Nelice Pompeu: Carta da professora de hoje para a de ontem
Por Nelice Pompeu*
“Carta da professora Nelice de hoje para a professora Nelice de ontem
Querida Professora Nelice de antes,
Hoje, olhando para trás, sinto vontade de abraçar você e dizer: respire fundo, pois a jornada será longa, desafiadora, mas incrivelmente significativa.
Lembra-se do Colégio São José, mantido pela Santa Casa de Misericórdia e pelas Irmãs de São José? Do tempo em que você era auxiliar de sala enquanto cursava magistério por escolha, cheia de sonhos e entusiasmo?
Pois saiba que aqueles rostinhos de crianças, que você carrega em sua memória com tanto carinho, agora têm cerca de 38 anos. Muitos são pais e mães, mas, para mim, eles ainda são aqueles pequenos que ensinei, com olhos curiosos e sorrisos tímidos.
Hoje, depois de mais de 35 anos de profissão de chão de escola, posso dizer que vivi momentos de alegria intensa, desafios enormes e transformações constantes.
Quando você começou, não havia internet, e as pesquisas se faziam em enciclopédias. Não havia tantos recursos tecnológicos como hoje: mimeógrafo, discos de vinil com vitrola para escutarmos histórinhas infantis, slides na parede eram parte do cotidiano. A inclusão existia apenas em escolas especializadas, a legislação mudaria muito com o tempo, e, honestamente, não adoecíamos tanto como hoje. As famílias respeitavam mais, e a profissão parecia mais simples. Mas não se engane: a simplicidade nunca duraria.
Você vai descobrir que o brilho nos seus olhos será testado. A doce professora que você era, cheia de sonhos, se transformará em sindicalista, não por escolha, mas porque a realidade do chão da escola pública exigirá luta constante. Não haverá outra opção: ou luta, ou luta. A minha luta me rendeu o apelido de Neliça Rebelde, talvez porque educar hoje em dia seja, por si só, um ato de rebeldia.

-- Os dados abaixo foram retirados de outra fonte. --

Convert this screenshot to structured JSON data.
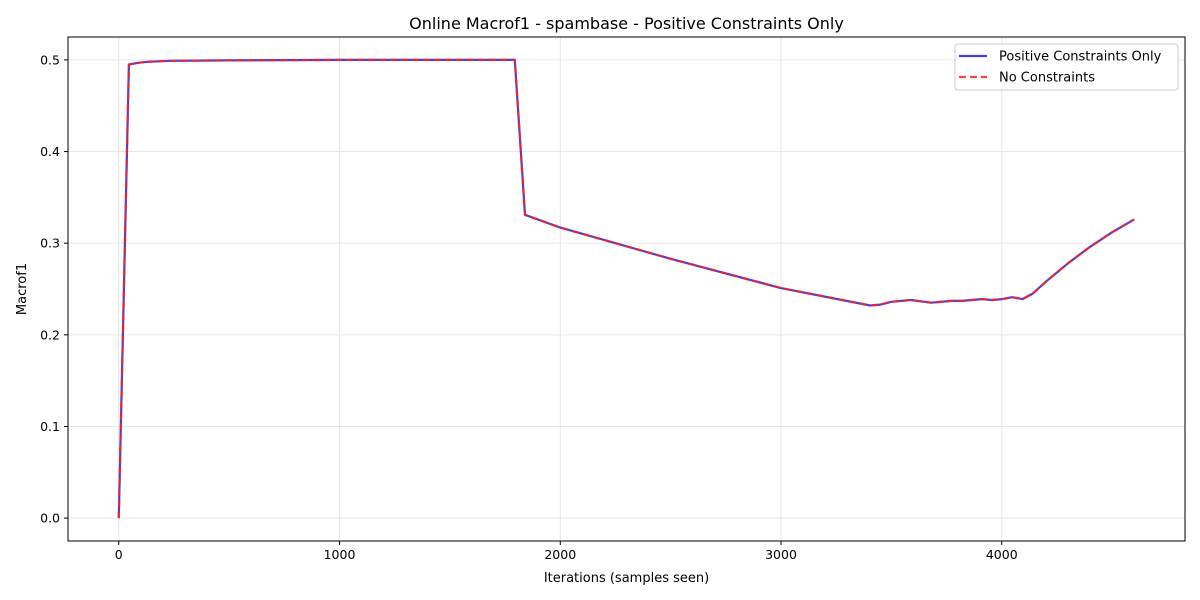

Ser professora é descobrir o mundo e a si mesma a cada dia. Somos como borboletas em constante transformação, aprendendo, nos reinventando e ganhando cores que jamais imaginamos. Só quando assumir sua própria sala, depois de passar no concurso, você entenderá verdadeiramente o peso, a beleza e a responsabilidade de educar. E mesmo nos momentos mais difíceis, haverá anjos que te guiarão e não permitirão que você desista.
Apoie o VIOMUNDO
Nelice do passado, não tenha medo de se transformar. Aprenda a acolher os desafios como oportunidades. Guarde no coração o amor pelos seus alunos, mesmo quando o cansaço apertar, mesmo quando sentir que o mundo não reconhece seu valor.
Lembre-se das palavras de Paulo Freire: ensinar exige coragem, amor e diálogo. Cada esforço, cada batalha, cada lágrima e cada sorriso farão sentido.
Agradeça sempre a quem veio antes de você e prepare-se para abrir caminhos para os que virão. A educação é a ponte que conecta gerações, e você estará ali, firme, deixando sua marca.
Com carinho, sabedoria e gratidão,
Professora Nelice de hoje”
*Nelice Pompeu é professora da rede pública de São Paulo e do Movimento Escolas em Luta.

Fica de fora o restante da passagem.